Once the media gets wind of the cold-case investigations, things really explode. The real focus of this drama is the evolving relationships between these three characters. The film picks up the pace as it goes down its rabbit hole of confessions, sometimes taking Mads to the scene with hopes of recovering more memories. The murders go back 30 years, with the first committed when Mads was 14, so evidence is sparse and statutes of limitations apply. As the drama picks up, the tale and the characters grip us, as the actors build character depth and things get complicated. Like many Scandinavian crime series, all the characters in this story have their own complicated backstory and issues, and the film becomes more interesting and complex as it unravels the confessions and the cold-case murders. Motivations complicate matters, with all the three main characters having their own agendas, ambitions, and fears amid their deepening, complex relationships.

It is a strange, strange story and there is plenty of tension and twists, but the film has few of the gory details of the real Thomas Quick confessions. When we get the end of the drama, where there are more twists, we get the biggest shocks, some summarized in title cards at the end.

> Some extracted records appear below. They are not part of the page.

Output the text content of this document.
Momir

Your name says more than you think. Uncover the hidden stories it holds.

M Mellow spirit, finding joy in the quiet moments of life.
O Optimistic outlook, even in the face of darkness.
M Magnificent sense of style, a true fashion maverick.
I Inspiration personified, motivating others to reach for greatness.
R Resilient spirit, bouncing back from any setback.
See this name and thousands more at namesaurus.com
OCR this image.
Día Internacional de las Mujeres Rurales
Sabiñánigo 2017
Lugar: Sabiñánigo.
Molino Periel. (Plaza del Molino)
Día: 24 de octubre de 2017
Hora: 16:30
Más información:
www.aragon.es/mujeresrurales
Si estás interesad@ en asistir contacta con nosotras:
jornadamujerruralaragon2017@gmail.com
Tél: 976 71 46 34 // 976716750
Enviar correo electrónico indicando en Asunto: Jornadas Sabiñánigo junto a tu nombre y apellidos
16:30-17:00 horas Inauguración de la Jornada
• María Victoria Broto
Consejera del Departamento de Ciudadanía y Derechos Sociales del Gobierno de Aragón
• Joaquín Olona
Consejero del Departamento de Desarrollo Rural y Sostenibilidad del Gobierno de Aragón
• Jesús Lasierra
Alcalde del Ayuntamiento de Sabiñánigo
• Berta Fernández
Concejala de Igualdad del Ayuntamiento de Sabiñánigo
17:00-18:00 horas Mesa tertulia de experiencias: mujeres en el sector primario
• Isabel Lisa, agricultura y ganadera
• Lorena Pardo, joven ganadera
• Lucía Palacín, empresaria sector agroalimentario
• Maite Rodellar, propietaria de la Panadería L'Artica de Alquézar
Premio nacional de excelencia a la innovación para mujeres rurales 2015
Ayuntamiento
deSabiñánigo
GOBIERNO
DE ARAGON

That the acting is superb is no surprise, given this cast. Each of the three principle actors are excellent, crafting multi-layered, complex characters, sometimes caught up in the juggernaut that the case becomes once it captures public attention. Gustaf Skarsgard’s performance is a standout, as he takes his character through the biggest transitions, going from a passive, frightened man who could easily be robbed, to an angry one with flashes of violence, to one with a growing sense of self-possession, in a well-crafted, chilling transformation. Father and son Stellan and Gustaf Skarsgard are terrific in their scenes together, but the real acting sparks fly in the scenes with Gustaf and Andrea Riseborough as the therapist, where the shifting dynamic between them is fascinating.

Director Ran Huang’s film fictionalized the true story so thoroughly that no one should view this drama as a summary of that strange case, but it does make for a fascinating psychological crime drama and strong showcase of fine acting by three very talented performers. The truth behind this odd case is still debated today, with various theories about it and accusations about cult-like manipulations, heavy medication, and who was using whom, in the events that unfolded around the confessions.

WHAT REMAINS opens Friday, June 21, in theaters and VOD.